En los tiempos en que la Francia de Luis XIV mostraba al mundo la magnificencia del absolutismo, en los bajos fondos y en los círculos cortesanos se gestaba uno de los grandes complots de la historia, relacionado con la brujería y el satanismo, en una enrevesada trama muy real de envenenamientos, infanticidios y misas sacrílegas que causaría conmoción en París.
Bajo el cetro de Luis XIV Francia se convirtió en el país con más brillo de toda Europa.
El que fuera conocido como el Rey Sol, por querer emular al astro rey, soberano solar de agudo tacto político y militar, convirtió la Ciudad de la Luz en el centro más esplendoroso del Viejo Continente.
Atormentado por una infancia marcada por las luchas intestinas, las de la Fronda, cuando alcanzó el gobierno no le tembló el pulso para arrebatarle los antiguos privilegios y casi toda autoridad a los aristócratas, que a partir de ese momento se convertirían en simples peones palaciegos al servicio del “rey de reyes” en un enrevesado tablero de ajedrez político.

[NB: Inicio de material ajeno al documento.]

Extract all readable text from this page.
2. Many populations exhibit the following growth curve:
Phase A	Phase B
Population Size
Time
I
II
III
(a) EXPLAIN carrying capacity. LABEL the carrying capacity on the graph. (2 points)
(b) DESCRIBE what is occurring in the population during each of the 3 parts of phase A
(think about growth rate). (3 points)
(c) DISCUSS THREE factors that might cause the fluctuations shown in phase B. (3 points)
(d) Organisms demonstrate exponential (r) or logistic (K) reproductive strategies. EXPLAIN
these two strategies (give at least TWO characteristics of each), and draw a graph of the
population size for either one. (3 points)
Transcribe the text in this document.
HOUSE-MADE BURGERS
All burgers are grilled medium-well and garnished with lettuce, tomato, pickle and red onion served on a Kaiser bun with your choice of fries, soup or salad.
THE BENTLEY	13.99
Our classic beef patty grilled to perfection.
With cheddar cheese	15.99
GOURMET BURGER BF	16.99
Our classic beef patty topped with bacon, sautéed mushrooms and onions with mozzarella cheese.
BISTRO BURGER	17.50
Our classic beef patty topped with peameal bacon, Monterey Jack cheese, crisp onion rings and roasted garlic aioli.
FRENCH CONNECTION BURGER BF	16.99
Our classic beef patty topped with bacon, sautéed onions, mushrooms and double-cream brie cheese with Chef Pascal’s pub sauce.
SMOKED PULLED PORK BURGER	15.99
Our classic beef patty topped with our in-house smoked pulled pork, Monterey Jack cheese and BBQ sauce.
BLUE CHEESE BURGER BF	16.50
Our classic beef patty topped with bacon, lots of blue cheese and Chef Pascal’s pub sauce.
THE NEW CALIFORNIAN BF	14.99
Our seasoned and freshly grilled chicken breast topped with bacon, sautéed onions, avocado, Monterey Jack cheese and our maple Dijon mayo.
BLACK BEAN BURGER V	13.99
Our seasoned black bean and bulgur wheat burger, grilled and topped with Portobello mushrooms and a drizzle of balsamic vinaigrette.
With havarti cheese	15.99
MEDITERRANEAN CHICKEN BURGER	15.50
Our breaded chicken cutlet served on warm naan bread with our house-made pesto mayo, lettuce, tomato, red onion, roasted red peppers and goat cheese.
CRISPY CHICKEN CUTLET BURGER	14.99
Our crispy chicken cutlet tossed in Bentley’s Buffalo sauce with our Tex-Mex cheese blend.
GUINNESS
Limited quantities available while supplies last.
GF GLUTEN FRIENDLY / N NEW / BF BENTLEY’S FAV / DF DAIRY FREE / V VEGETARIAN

Su función: adorar al soberano por encima de todas las cosas e intentar obtener de él beneficios, utilizando cualquier tipo de artimaña posible, incluso el asesinato de sus adversarios.
Louis XIV 1648 Henri Testelin
Pero en la Francia del siglo XVII, una época a las puertas de la modernidad pero aún anclado en muchos aspectos en el pasado, la superstición, la magia y el paganismo convivían con las gentes.
Y sería precisamente en los círculos cortesanos, donde brillaba el lujo y el desenfreno y donde, curiosamente, lo oculto y lo macabro, el crimen en su estado puro, surgió con más fuerza, donde unos hechos hasta entonces impensables en la corte, grotescos y morbosos, levantarían un auténtico vendaval en el país.
El inicio de las pesquisas
La caja de Pandora se abrió cuando fue detenida la marquesa de Brinvilliers, una especie de “viuda negra” de aquel siglo. Marie Madeleine d’Aubray, marquesa de Brinvilliers-La-Motte, era una de las mujeres más respetadas de la aristocracia, siendo hija de Antoine Dreux d’Aubray, consejero de Estado, Preboste, Vizconde y Teniente Civil de París.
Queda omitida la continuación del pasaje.